Inside the auditorium, which was bedecked with glittering putrid-green palm trees, the crowd buzzed as fans mixed with celebrities. Method Man skipped up and down the aisles. Always the animated one, he crowd-surfed on the two pools of people crammed mosh-style inside the stage's belly. Without entertainment from the Wu-Tang member or the occasional videocam shot of Jackson throwing the peace sign, the show was as dead as Tupac.

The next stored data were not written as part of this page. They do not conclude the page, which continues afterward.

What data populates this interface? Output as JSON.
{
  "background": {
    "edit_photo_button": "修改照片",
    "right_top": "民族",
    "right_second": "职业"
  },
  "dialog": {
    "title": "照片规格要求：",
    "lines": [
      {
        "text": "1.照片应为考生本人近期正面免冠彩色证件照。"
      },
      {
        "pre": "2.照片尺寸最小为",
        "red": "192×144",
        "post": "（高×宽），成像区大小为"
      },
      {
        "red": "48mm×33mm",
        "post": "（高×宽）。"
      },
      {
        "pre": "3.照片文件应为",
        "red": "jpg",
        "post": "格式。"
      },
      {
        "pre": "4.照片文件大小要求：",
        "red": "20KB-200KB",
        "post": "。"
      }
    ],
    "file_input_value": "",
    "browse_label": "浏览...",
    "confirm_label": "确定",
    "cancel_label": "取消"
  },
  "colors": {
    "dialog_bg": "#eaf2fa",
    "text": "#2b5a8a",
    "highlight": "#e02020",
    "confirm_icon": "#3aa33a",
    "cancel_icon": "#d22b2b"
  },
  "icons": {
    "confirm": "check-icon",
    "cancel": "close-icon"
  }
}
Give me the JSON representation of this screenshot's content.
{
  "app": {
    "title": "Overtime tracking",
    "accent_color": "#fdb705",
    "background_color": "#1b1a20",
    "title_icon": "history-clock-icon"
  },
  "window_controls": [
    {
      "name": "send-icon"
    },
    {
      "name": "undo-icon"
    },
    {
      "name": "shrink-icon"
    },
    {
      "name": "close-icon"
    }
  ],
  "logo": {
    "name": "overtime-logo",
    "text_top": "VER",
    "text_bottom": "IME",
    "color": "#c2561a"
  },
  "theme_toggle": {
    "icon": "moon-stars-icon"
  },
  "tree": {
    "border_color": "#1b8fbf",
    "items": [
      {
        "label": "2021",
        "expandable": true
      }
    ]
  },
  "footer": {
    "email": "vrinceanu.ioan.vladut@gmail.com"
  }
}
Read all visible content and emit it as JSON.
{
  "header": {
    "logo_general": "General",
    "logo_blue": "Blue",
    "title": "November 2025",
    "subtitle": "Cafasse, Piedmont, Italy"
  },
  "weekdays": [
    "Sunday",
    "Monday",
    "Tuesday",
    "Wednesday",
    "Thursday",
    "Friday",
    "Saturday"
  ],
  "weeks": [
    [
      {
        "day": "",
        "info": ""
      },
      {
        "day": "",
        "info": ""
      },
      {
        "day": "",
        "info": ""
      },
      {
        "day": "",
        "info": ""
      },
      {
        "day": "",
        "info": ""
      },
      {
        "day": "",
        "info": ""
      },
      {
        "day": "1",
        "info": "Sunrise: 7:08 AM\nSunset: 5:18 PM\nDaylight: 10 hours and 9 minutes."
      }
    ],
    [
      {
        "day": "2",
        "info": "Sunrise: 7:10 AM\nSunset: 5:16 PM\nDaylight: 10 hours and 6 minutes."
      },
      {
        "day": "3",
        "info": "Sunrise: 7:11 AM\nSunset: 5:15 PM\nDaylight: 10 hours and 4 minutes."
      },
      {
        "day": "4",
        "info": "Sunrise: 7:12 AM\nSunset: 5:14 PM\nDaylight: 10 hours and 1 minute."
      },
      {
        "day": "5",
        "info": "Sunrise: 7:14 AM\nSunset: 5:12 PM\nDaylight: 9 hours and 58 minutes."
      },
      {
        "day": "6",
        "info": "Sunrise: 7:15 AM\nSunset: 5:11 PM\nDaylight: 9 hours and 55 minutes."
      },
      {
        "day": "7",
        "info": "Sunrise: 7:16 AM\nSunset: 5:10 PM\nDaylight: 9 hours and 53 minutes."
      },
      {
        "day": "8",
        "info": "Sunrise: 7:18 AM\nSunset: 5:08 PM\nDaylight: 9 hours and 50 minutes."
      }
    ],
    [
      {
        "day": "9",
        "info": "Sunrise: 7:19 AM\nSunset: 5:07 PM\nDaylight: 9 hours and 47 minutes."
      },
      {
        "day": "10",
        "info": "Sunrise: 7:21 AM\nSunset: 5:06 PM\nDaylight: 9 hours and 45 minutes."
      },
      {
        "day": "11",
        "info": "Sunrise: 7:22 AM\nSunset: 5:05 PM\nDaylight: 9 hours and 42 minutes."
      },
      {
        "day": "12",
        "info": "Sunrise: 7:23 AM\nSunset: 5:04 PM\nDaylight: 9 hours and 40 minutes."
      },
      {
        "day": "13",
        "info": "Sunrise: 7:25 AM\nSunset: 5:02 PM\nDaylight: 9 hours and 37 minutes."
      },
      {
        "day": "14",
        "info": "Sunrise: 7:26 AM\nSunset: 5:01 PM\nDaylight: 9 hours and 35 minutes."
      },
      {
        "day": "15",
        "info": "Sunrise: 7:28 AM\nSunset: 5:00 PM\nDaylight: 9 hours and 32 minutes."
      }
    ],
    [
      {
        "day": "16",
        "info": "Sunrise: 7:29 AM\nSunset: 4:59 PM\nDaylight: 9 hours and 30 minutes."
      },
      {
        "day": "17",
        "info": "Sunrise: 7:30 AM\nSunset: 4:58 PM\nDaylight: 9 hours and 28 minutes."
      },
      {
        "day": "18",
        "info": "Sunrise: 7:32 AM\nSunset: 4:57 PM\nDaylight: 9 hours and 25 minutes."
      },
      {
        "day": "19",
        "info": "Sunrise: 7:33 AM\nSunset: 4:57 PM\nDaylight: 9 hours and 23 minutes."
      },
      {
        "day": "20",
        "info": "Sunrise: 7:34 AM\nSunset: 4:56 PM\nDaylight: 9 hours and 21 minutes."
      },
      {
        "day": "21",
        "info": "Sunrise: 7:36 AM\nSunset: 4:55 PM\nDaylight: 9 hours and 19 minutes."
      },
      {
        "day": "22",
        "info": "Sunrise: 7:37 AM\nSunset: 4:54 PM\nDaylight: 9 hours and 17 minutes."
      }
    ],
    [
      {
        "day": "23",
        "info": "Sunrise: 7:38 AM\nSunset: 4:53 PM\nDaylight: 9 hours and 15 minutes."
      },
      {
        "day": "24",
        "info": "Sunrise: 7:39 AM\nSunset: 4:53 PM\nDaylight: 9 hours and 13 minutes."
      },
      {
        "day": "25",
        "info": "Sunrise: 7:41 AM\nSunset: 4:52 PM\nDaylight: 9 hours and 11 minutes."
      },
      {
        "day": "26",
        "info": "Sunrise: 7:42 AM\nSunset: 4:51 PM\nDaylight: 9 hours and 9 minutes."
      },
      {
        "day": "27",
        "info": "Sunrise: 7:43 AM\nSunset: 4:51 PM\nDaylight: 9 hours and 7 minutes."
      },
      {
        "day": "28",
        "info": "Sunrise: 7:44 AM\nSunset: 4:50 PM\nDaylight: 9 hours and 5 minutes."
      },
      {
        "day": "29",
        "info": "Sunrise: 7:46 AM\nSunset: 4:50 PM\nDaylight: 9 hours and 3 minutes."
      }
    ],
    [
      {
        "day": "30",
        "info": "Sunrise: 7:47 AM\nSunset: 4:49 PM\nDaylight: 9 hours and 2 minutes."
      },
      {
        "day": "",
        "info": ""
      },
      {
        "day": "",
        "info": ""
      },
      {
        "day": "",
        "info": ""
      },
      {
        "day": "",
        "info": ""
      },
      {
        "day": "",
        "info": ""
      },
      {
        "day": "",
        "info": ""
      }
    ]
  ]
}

Here's how it went: A very unfunny comic shouts senseless quips for 45 minutes. Then DMX and some pyrotechnics open the show. Wait twenty minutes. Host Vivica Fox appears. Pause five minutes for crew to locate Busta Rhymes, her cohost. They introduce another performer who doesn't bother to take the stage for another half-hour. Audience gets restless. They two-way page, they walk around. Crew, flummoxed that there are plenty of empty chairs, finds some seat fillers, a.k.a. eager kids, to run around and fill them. After Mary J. Blige gives the most high-energy performance of the night and the P. Diddy satellite performance from Watson Island is booed, the Wu-Tang Clan is cued to introduce the Best New Artist. Houston rapper Scarface is on the magic envelope. But where is he? Tick, tock. Minutes are seconds in hip-hop time. When he finally makes it to the stage, he declares himself "fucked up, y'all." After a speech thanking God and Grandma, he's told someone has called do-over for taping reasons. He disappears into the audience. More minutes drag by while Wu-Tang emerges from the smoky bowels of the theater. The rest of the show continues like molasses. It begins to make sense why the VIP section isn't offering much high-end food, only copious Frito-Lay munchies.

Last year's Source awards lasted twelve hours. By the time you read this, they may still be taping. Did you expect the Oscars? A finely oiled machine? A force that lives up to its ridiculous hype? Sorry. For that simply refer to Miami Beach's unnecessary full metal forces.